Is there a role for Vitamin D in reducing cancer risk?
A large number of scientific studies have investigated a possible role for vitamin D in cancer prevention.
The first results came from epidemiologic studies known as geographic correlation studies. In these studies, an inverse relationship was found between sunlight exposure levels in a given geographic area and the rates of incidence and death for certain cancers in that area. Individuals living in southern latitudes were found to have lower rates of incidence and death for these cancers than those living at northern latitudes. Because sunlight/UV exposure is necessary for the production of vitamin D3, researchers hypothesized that variation in vitamin D levels accounted for the observed relationships.
Evidence of a possible cancer-protective role for vitamin D has also been found inlaboratory studies of the effect of vitamin D treatment on cancer cells in culture. In these studies, vitamin D promoted the differentiation and death (apoptosis) of cancer cells, and it slowed their proliferation.
Randomized clinical trials designed to investigate the effects of vitamin D intake on bone health have suggested that higher vitamin D intakes may reduce the risk of cancer. One study involved nearly 1,200 healthy post-menopausal women who took daily supplements of calcium (1,400 mg or 1,500 mg) and vitamin D (25 μg vitamin D, or 1,100 IU―a relatively large dose) or a placebo for 4 years. The women who took the supplements had a 60 percent lower overall incidence of cancer; however, the study did not include a vitamin D-only group. Moreover, the primary outcome of the study was fracture incidence; it was not designed to measure cancer incidence. This limits the ability to draw conclusions about the effect of vitamin D intake on cancer risk.

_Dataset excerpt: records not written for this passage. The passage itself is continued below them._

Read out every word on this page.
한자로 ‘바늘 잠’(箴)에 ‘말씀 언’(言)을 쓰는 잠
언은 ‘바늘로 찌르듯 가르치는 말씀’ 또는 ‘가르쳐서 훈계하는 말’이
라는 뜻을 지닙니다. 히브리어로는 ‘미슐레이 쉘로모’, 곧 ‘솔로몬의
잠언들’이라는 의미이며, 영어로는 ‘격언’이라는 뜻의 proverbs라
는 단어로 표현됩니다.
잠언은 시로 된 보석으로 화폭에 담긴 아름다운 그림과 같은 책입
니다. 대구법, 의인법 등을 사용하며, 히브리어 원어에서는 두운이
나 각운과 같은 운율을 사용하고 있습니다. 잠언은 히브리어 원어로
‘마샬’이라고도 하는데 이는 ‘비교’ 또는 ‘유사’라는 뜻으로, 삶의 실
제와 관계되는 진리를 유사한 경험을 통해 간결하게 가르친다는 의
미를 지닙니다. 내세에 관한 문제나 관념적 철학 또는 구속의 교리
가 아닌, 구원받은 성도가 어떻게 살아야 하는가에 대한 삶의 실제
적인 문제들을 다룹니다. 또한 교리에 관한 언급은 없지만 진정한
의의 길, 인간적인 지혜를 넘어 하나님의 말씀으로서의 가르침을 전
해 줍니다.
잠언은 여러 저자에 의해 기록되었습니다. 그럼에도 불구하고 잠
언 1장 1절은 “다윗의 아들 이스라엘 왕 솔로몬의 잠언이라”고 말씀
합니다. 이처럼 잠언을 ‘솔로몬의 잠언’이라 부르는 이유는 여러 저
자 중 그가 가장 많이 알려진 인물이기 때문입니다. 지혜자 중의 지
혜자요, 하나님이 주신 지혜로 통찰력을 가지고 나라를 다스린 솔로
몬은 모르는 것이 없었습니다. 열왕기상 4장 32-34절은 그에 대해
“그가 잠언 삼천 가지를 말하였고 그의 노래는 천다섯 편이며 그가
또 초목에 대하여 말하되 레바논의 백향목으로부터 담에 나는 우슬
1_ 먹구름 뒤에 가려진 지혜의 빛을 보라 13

A number of observational studies have investigated whether people with higher vitamin D levels or intake have lower risks of specific cancers, particularly colorectal cancer and breast cancer. Associations of vitamin D with risks of prostate, pancreatic, and other, rarer cancers have also been examined. These studies have yielded inconsistent results, most likely because of the challenges of conducting observational studies of diet . Information about dietary intakes is obtained from the participants through the use of food frequency questionnaires, diet records, or interviews in which the participants are asked to recall information about their dietary intakes. Information collected in this manner can be inaccurate. In addition, only recently has a comprehensive food composition database with vitamin D values for the U.S. food supply become available. Other dietary components orenergy balance may also modify vitamin D metabolism.
Measuring blood levels of 25-hydroxyvitamin D to determine vitamin D status avoids some of the limitations of assessing dietary intake. However, vitamin D levels in the blood vary by race, with the season, and possibly with the activity of genes whose products are involved in vitamin D transport and metabolism. These variations complicate the interpretation of studies that measure the concentration of vitamin D in serum at a single point in time.
Finally, it is difficult to separate the effects of vitamin D and calcium because of the complicated biological interactions between these substances. To fully understand the effect of vitamin D on cancer and other health outcomes, new randomized trials will need to be carried out. However, the appropriate dose of vitamin D to use in such trials is still not clear.